= Jean Colombera =

Luxembourgish physician and politician

Jean Colombera (born 2 February 1954 in Esch-sur-Alzette) is a Luxembourgish physician and politician of the Alternative Democratic Reform Party. He was a member of the Chamber of Deputies from 1999 to 2012, representing the Nord constituency.

Born in Esch-sur-Alzette, Colombera is an Italian Luxembourger. He was formerly an Italian citizen, but gained Luxembourgish citizenship in 1999. Originally a Green, after gaining citizenship (a condition for being a deputy), Colombera asked Jean-Pierre Koepp if the ADR had a spare slot on their list in Nord, in which his hometown of Vichten is located.

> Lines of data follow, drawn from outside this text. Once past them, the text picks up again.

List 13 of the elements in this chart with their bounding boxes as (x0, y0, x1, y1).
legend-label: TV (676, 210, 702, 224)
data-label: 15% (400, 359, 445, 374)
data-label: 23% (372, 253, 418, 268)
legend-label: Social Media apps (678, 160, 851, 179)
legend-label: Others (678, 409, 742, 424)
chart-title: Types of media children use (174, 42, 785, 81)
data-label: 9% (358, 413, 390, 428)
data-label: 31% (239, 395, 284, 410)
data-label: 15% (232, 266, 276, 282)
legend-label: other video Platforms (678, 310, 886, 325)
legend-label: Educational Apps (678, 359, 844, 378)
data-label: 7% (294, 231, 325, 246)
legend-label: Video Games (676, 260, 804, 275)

In the 1999 election, Colombera was elected, narrowly finished second (behind Koepp) on the ADR's list, with two being elected. Colombera lost his seat in 2004, as the ADR lost its second seat in Nord and Colombera once again came second, again behind Koepp. He regained his seat in the 2009 election, after Koepp retired, allowing Colombera to re-enter the Chamber despite the ADR falling to fifth place in the constituency.

Colombera is a campaigner in favour of legalising medical cannabis. He is head of the Francophone Union for Cannabinoids in Medicine (Union Francophone pour les Cannabinoïdes en Médecine). He is under investigation for prescribing cannabinoids to his patients, under Luxembourg's Narcotics Act.